I woke with an instant alertness because I knew that sound. It was a soft whinny just outside my window. I ran to look out and there in my very own back yard stood a beautiful white horse. I rubbed my eyes hard and looked again and he was still there. My horse! God had finally sent him!

It was barely dawn and the grass was still wet and ice cold with dew. With my feet bare, I ran with delight and joy to catch my answered prayer. I startled him and his head came up in a frosted cloud of breath. He danced several steps sideways in alarm and then watched me as I slid in the grass to a stop in front of him. I could barely think what to do. I had no halter or rope so we just stood eye to eye and looked at one another. He blew softly into my hair and then dropped his head again to graze. I had to get my Dad. He would know what to do with my miracle. I backed away slowly and held my hand to my heart. My horse from God!

“Please Daddy get up and help me.” I begged. “My horse from God is here.”

Daddy was very confused and his hair kind of stood up on end but he got dressed anyway. As we walked outside I tried to explain about how I had prayed every night and God had finally sent me this beautiful white horse.

“ I’m sorry Becky but I think this horse must belong to the farm down the road.” We’d better call the Baughman’s and let them know he’s here.” Daddy told me gently. “ He must have gotten loose in the night and wandered into the yard.”

I was devastated. “No Daddy you don’t understand.” I said. “I prayed and prayed and God sent him. He’s a miracle. I‘ve been praying for the longest time Daddy.”

“I’m sorry but we have to take him back home, baby girl. He doesn’t belong to us.” My Dad’s voice was soft and he held me while I cried and cried.

“Oh, please Daddy” I tried one last time.

He looked away and cleared his throat and then we sat on the back steps. I thought a long time as I watched the white horse. Then I put my hand in his and asked, “Daddy could you ask God for my horse? You are always so good and He would give you anything you wanted, wouldn’t He?”

Daddy smiled and hugged me up tight up against him. “ I ask God everyday to bring us the things we need and He answers my prayers every single day. We have plenty of food to eat and warm beds to sleep in and we all love each other.”

He kissed the top of my head. “ I know it’s hard to understand but don’t stop praying, baby girl.” I liked when my Daddy called me that. I was the youngest of us three girls and then came my baby brother Paul. I wasn’t the baby anymore but I was still the baby girl.
“Always remember that God loves you even when he doesn’t bring the things you ask for. God knows what we need even more than we do.”

I looked up because Daddy’s voice sounded kind of funny. He took off the blue handkerchief that he always kept tied around his neck. He blew his nose and wiped at his eyes and I could see he felt sad too.

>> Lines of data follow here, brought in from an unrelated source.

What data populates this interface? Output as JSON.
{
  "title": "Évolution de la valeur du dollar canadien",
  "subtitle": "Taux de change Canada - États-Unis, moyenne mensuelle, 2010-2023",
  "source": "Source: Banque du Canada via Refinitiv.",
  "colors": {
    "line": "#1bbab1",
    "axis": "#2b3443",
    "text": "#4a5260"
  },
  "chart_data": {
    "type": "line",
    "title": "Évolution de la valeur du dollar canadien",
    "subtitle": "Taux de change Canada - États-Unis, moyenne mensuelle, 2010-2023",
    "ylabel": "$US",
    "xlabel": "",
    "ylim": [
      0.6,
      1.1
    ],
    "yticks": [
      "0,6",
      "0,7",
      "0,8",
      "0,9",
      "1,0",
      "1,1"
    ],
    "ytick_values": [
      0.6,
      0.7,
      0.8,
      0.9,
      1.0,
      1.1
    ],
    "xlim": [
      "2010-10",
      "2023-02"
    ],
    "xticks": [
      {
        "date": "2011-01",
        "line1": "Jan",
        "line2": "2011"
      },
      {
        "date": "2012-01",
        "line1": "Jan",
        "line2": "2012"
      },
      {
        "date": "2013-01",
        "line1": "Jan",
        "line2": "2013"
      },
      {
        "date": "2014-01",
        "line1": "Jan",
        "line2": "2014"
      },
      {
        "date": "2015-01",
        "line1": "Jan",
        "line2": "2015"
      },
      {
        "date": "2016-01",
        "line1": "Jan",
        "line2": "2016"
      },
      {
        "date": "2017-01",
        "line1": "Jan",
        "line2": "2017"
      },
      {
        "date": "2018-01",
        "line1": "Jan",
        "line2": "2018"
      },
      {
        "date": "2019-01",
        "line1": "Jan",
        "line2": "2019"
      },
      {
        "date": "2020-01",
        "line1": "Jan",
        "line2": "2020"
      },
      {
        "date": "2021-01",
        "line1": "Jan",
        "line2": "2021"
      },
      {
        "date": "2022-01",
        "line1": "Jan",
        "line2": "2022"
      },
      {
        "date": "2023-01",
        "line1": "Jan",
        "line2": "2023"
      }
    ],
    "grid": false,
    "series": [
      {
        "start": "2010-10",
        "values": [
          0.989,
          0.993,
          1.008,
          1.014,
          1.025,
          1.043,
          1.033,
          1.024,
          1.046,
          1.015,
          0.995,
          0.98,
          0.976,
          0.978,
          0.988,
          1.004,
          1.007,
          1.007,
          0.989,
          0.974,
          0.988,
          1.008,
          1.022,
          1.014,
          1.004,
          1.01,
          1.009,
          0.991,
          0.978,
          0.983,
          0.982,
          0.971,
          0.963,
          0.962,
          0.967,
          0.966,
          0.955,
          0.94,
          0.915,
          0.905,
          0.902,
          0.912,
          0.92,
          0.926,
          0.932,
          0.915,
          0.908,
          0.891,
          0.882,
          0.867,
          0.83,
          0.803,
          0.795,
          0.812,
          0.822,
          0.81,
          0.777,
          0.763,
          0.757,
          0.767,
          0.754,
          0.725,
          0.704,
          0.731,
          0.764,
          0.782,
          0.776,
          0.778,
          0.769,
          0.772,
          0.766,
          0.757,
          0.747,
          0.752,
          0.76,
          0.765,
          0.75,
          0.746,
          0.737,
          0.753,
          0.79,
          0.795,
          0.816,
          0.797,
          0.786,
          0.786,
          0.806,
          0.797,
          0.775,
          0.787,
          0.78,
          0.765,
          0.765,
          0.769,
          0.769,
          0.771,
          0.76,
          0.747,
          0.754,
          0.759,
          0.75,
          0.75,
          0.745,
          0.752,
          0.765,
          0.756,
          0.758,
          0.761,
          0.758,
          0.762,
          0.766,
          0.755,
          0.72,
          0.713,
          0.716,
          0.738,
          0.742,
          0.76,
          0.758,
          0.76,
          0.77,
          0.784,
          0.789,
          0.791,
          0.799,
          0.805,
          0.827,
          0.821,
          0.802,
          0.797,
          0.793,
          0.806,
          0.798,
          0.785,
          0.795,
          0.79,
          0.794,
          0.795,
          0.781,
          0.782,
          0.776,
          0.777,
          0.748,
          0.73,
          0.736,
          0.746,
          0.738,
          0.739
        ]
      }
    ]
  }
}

Then I smiled up at him because I had thought of something I had not ever thought of before. It seemed like a big thought. Not like babies think or the kind you have before you are old enough to be going to school. I knew I didn’t ever want my Daddy to be sad because of me. He was the very best Daddy anyone ever had.

“It’s okay,” I said as I patted his knee. “Maybe I will get a real horse someday but God already brought me the best Daddy and I never even had to ask.”